Linear Attention with Global Context: A Multipole Attention Mechanism for Vision and Physics

Introduction

The paper "Linear Attention with Global Context: A Multipole Attention Mechanism for Vision and Physics" (2507.02748) addresses the computational inefficiencies inherent in traditional Transformers due to their quadratic complexity in handling high-resolution inputs. By conceptualizing attention as an interaction problem akin to $n$ -body simulations, the authors propose a novel Multipole Attention Neural Operator (MANO). MANO utilizes a distance-based multiscale attention mechanism, inspired by the Fast Multipole Method (FMM), to improve upon the existing Transformer models both in computational efficiency and performance. This methodology is empirically validated on image classification tasks and physics simulations such as Darcy flows.

Methodology

MANO introduces a hierarchical, multiscale attention framework. The essential innovation of MANO lies in its ability to compute attention with linear complexity by leveraging a structured hierarchy that captures interactions at multiple spatial scales. This method involves dynamic downsampling of input features and upsampling through convolutional techniques shared across multiple scales (Figure 1).

Figure 1: A depiction of the multi-scale grid structure, the V-cycle structure for computing multipole attention, and attention matrices across three levels.

This multiscale approach ensures that the model retains a global receptive field in each attention head, compared to conventional Transformers where attention is computed over the entire sequence with quadratic complexity. The attention matrix is formed in a multiscale manner, allowing MANO to significantly reduce memory and runtime while preserving the ability to capture long-range dependencies critical for both vision tasks and scientific simulations.

Empirical Results

The effectiveness of MANO is evaluated against state-of-the-art models, including Vision Transformers (ViT) and Swin Transformers. In image classification tasks, MANO demonstrates superior performance with reduced runtime and memory footprint. It achieves significantly higher accuracy across several datasets, including Tiny-ImageNet and CIFAR-100, with visible improvements in tasks requiring fine-grained classification such as Stanford Cars and Oxford Flowers (Table 1).

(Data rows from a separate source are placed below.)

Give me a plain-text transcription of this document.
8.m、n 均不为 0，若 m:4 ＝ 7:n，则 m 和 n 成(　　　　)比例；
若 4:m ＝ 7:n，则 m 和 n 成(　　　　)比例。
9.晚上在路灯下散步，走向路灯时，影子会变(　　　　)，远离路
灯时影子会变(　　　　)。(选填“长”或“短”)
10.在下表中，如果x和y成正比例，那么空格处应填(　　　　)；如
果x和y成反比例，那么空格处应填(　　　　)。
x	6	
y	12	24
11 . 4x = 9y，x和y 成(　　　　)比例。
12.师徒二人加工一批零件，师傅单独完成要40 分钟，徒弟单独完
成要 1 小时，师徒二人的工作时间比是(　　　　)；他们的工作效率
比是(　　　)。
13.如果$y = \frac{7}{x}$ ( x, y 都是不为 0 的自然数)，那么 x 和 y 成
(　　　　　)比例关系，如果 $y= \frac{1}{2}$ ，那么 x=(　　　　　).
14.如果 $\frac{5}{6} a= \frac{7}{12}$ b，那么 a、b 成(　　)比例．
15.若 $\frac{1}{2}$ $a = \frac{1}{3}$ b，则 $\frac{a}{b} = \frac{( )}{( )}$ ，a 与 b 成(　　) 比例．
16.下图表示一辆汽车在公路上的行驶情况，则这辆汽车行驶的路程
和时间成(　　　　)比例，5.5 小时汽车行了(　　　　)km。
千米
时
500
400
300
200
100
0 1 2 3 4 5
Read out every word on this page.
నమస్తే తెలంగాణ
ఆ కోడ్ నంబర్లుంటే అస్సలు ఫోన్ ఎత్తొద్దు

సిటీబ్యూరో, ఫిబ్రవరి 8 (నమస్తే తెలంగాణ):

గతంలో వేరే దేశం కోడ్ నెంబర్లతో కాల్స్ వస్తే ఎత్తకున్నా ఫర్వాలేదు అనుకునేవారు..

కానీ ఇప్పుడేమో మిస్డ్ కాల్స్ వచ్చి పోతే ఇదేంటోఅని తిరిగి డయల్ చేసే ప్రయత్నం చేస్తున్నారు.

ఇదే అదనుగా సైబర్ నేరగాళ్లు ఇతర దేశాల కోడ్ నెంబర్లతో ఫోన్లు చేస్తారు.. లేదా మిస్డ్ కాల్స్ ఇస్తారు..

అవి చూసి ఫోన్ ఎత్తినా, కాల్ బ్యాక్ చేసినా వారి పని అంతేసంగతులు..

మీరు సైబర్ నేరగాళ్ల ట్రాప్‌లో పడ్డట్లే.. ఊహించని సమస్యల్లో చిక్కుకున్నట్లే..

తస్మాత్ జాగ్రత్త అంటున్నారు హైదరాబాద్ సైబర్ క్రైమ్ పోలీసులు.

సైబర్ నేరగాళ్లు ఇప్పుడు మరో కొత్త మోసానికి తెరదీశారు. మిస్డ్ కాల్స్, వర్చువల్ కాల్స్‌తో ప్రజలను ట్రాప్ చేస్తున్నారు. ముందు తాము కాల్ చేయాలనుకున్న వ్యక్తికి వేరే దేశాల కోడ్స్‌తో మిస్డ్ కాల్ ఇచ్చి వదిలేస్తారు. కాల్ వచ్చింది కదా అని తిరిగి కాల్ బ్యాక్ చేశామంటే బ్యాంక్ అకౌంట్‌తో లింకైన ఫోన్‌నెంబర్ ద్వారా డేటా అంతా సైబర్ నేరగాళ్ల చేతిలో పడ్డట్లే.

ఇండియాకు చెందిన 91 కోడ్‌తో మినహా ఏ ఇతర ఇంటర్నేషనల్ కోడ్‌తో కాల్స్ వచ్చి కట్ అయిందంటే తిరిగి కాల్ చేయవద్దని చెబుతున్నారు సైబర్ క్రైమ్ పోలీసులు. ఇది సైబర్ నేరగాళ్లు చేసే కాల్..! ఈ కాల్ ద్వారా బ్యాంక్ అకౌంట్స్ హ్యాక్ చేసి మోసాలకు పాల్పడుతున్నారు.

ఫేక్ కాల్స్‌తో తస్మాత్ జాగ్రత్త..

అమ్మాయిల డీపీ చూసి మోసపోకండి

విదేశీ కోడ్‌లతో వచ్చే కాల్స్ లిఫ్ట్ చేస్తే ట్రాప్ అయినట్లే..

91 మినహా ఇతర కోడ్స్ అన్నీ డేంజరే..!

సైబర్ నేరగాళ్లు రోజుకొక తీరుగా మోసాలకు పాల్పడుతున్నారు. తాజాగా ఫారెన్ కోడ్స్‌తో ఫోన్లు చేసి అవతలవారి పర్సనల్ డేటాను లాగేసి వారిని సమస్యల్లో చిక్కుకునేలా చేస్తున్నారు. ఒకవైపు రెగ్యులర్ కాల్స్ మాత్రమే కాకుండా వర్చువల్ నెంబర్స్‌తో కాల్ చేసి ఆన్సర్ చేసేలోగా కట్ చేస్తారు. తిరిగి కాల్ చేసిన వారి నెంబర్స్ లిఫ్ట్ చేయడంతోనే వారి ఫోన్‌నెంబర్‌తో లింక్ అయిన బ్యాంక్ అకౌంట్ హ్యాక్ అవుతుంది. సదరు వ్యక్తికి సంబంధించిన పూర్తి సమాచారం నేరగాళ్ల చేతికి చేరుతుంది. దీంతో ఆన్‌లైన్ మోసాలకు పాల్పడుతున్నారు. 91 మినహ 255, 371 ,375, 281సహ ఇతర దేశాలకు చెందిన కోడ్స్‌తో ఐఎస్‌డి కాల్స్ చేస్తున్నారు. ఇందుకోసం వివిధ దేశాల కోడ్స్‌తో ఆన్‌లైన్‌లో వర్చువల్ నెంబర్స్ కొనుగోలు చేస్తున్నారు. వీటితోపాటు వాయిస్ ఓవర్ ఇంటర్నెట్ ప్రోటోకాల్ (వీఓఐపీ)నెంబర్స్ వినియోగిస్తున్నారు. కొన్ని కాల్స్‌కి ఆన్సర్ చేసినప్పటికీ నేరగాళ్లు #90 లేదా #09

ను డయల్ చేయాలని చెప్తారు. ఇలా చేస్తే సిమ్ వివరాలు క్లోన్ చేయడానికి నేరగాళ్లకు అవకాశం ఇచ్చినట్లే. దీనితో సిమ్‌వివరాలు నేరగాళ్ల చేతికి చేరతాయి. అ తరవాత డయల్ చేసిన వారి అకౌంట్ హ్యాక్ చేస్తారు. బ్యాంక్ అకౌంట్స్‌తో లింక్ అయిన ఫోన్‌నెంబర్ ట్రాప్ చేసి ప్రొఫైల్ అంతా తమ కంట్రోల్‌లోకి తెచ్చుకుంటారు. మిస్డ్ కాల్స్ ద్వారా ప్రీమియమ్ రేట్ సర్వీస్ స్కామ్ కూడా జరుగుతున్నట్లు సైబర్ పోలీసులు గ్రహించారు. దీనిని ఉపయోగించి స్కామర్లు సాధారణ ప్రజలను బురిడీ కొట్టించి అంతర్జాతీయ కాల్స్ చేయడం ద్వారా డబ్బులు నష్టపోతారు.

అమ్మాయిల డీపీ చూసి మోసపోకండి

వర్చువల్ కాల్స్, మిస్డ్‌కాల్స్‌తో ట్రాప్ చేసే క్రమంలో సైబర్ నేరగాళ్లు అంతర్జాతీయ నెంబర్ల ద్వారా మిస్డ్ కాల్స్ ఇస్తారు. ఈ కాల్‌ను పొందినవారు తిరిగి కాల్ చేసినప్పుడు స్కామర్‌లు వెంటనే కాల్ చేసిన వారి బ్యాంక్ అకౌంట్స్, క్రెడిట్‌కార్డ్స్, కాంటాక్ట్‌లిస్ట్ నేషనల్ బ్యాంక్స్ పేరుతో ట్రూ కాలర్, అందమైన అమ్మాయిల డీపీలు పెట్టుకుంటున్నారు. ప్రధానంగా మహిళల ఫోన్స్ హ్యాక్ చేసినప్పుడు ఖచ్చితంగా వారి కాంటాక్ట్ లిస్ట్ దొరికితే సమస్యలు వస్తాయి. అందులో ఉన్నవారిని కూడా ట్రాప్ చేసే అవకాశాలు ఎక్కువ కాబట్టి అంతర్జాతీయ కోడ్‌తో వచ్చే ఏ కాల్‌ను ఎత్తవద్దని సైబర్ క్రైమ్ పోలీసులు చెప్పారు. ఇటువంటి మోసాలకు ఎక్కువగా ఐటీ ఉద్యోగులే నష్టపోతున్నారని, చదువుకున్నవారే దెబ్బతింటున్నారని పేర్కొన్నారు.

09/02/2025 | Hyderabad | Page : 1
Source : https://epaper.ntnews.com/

Figure 2: Darcy flow reconstruction showcasing MANO prediction alongside ViT predictions with varying patch sizes.

In physics simulations, MANO is tested on the Darcy flow PDE benchmark. It exhibits outstanding performance, achieving lower mean squared errors than both Fourier Neural Operators and traditional ViTs with various patch sizes. The visual quality of Darcy flow reconstructions shows that MANO's predictions are closer to the ground truth compared to other models, effectively demonstrating its capability to handle both global and local information (Figure 2).

Discussion and Implications

The proposed MANO model not only advances the efficiency of handling high-resolution data but also enhances the generality and scalability of neural operators for scientific modeling tasks. Its linear complexity in attention computation opens avenues for deploying Transformers in real-time and resource-constrained environments. By seamlessly integrating into Transformer backbones like SwinV2, MANO enables transfer learning across different tasks with minimal overhead.

Future research directions could explore extensions of MANO to other domains requiring dense prediction, such as medical image analysis or complex fluid dynamics, where retaining global context is crucial. Additionally, dynamic or learnable scale selection in MANO could further enhance its adaptability to various datasets and applications.

Conclusion

MANO represents a significant step forward in the development of efficient Transformer architectures. By bridging concepts from computational physics and machine learning, it provides a robust framework for both vision and physics tasks. The release of open-source code ensures reproducibility and encourages further innovation based on this model, setting the stage for new applications within AI and beyond.